Modernamente, parlando di Maria Aristea, si potrebbe ricorrere al concetto di resilienza, termine derivato dalla scienza dei materiali, riguardante la proprietà che alcune sostanze hanno di conservare la propria struttura o di riacquistare la forma originaria dopo essere state sottoposte a schiacciamento o deformazione.
Applicata alle situazioni delle persone, la resilienza connota proprio la loro capacità di far fronte agli eventi stressanti o traumatici e di riorganizzare in maniera positiva la propria vita dinanzi alle difficoltà. Non è quindi solo titanica capacità di resistere o stoica atarassia agli eventi negativi, ma essenzialmente capacità di ricostruire la propria dimensione, il proprio percorso di vita, trovando una nuova chiave di lettura di sé, degli altri e del mondo, scoprendo una nuova forza per superare le avversità.
Maria Aristea è stata saggiata come oro nel crogiuolo (Sap. 3,6): passando deliberatamente attraverso il fuoco, si è lasciata purificare. Non ha avuto paura della fragilità: né della sua né di quella altrui. Ha saputo entrare nella fragilità e nella sofferenza, in punta di piedi, considerandola – come Mosè al cospetto del divino (Es 3,5) – terra sacra, per sostenere ed accompagnare il controllo, l’impegno, l’autostima, le emozioni positive.
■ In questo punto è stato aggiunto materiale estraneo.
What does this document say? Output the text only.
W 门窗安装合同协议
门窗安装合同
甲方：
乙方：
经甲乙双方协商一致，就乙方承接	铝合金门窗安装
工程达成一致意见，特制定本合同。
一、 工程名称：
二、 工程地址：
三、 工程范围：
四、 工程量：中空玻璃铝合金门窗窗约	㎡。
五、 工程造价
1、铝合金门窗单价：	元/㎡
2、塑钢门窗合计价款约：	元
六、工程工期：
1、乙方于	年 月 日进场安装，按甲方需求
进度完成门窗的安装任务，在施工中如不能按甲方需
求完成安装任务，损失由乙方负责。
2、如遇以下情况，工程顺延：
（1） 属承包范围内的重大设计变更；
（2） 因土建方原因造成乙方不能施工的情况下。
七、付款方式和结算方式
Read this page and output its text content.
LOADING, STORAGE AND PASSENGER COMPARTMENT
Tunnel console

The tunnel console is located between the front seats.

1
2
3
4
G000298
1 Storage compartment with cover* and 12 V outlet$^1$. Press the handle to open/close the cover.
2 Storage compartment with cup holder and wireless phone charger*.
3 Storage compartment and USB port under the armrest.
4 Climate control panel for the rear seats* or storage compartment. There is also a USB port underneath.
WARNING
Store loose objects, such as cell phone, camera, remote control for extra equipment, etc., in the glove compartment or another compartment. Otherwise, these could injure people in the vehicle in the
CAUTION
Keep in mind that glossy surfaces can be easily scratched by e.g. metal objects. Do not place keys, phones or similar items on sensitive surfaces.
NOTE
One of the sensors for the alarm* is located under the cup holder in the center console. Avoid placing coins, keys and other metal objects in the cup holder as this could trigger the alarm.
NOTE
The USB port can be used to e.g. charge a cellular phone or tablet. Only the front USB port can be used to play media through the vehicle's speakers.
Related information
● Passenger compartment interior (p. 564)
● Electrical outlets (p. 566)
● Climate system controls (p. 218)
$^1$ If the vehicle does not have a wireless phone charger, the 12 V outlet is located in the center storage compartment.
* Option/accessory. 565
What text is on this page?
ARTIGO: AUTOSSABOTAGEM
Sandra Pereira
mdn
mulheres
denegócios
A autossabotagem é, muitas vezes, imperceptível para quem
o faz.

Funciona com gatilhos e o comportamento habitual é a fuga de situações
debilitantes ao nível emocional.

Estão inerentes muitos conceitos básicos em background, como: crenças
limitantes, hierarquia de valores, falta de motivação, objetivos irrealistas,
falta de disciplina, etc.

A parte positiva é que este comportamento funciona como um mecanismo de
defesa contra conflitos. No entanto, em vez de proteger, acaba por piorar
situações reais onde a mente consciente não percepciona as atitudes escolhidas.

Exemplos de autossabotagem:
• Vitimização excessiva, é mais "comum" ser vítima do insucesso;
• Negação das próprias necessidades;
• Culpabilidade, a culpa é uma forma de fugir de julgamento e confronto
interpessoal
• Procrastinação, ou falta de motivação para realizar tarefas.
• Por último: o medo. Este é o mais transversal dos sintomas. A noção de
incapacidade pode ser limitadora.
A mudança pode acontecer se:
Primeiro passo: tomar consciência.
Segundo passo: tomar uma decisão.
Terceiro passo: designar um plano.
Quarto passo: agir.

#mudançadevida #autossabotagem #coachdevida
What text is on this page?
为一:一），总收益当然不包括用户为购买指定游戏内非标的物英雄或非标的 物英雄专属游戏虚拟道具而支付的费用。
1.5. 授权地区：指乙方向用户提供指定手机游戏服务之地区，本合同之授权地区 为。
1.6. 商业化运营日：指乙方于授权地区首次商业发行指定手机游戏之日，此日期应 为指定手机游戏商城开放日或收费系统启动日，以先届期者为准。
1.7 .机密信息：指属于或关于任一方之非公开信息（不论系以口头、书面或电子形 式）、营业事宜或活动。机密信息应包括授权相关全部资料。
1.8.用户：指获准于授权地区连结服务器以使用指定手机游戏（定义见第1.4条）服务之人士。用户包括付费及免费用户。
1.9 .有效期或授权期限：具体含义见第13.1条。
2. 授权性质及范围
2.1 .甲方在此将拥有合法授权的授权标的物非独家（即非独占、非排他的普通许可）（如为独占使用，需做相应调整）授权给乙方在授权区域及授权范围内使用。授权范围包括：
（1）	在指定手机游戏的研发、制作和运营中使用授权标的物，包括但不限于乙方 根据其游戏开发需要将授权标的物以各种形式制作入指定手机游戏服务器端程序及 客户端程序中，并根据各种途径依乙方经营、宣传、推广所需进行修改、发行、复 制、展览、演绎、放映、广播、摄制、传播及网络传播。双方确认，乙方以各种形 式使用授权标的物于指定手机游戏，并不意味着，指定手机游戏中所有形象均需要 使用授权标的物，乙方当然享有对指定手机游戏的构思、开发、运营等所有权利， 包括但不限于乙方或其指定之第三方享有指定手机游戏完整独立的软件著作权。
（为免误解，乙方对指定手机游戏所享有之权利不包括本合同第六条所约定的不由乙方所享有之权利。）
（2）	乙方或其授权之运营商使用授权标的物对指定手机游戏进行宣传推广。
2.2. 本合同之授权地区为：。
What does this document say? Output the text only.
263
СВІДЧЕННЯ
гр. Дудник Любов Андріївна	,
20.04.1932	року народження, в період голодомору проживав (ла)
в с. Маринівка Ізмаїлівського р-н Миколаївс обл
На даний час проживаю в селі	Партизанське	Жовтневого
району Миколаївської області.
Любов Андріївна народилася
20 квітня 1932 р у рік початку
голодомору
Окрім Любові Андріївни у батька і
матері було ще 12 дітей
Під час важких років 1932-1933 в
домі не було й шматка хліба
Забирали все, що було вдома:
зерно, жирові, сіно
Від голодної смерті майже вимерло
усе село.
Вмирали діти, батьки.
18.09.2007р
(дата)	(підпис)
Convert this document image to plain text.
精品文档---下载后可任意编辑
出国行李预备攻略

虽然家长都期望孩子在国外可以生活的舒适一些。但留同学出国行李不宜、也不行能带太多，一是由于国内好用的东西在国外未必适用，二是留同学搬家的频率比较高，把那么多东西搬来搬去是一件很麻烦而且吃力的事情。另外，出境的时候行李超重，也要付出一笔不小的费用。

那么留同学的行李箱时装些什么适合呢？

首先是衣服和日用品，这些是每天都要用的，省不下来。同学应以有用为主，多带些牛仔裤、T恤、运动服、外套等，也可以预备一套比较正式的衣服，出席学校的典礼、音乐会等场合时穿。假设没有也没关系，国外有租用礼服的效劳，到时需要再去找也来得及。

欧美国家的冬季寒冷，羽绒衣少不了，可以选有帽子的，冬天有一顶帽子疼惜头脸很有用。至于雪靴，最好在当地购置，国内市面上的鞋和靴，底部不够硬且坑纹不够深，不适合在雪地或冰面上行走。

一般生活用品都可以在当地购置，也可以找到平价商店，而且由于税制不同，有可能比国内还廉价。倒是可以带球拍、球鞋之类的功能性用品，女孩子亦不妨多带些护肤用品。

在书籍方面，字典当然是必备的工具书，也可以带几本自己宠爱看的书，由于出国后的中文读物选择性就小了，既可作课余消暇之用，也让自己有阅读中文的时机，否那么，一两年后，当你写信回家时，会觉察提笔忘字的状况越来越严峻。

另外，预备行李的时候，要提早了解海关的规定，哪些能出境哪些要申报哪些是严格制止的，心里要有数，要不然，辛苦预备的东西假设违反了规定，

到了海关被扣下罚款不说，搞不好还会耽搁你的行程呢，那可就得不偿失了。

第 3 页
Contemplare la statura umana e spirituale di Maria Aristea è un po’ come contemplare l’immagine del povero Cristo silenzioso della Leggenda del Grande Inquisitore di Dostoevskij. Il Cristo che tace fa del proprio silenzio il rimedio alla parola idolatricamente vuota del Grande Inquisitore, contestandone con ciò la pseudo-verità e aprendo, nello stesso tempo, la possibilità di una parola diversa che giunge quasi dall’estremità più riposta del silenzio. Rivelando con ciò stesso l’essenza stessa della presenza divina nella storia. Il silenzio di Cristo – al pari della modesta esistenza di Maria Aristea – culmina in un gesto di donazione, il bacio, che brucerà per sempre l’Inquisitore, che brucerà più di ogni parola, e che è il definitivo modo con cui il Cristo gli sarà presente, fin nel deserto della solitudine. Questo gesto spiega come sia possibile che dalla fragilità, dalla sofferenza, dal silenzio nasca una parola che diventa realmente com-passione e testimonianza di prossimità che apre contestualmente alla speranza.
Solo nell’esperienza si può arrivare alla verità della vita, non stando “di fuori”, non nella retorica e nei bei discorsi, non nella dottrina disincarnata. “Il dolore è così grande che tratteggiarlo con la parola diviene insopportabile. Il dolore non ha volto, non ha nome certo, non seve a niente, e, tuttavia, voi vedrete che il dolore è più tangibile di tanti volti, è più sicuro degli amici, è più fecondo dei nostri lavori! … Lasciategli aperta non soltanto la porta del ricordo, ma anche quella della presenza e della speranza … Occorre soffrire perché la verità non si cristallizzi in dottrina, ma nasca dalla carne. Questa sera ho la consapevolezza che non difendo una posizione…” (E. Mounier, Lettere sul dolore). Nel contempo, però, “non resta che una cosa: pregare, perché le tenebre non si confondano con la luce” (idem).
Maria Aristea continua ad essere sana provocazione perché ognuno di noi sia una vigile sentinella che non si rassegna a confondere le tenebre con la luce!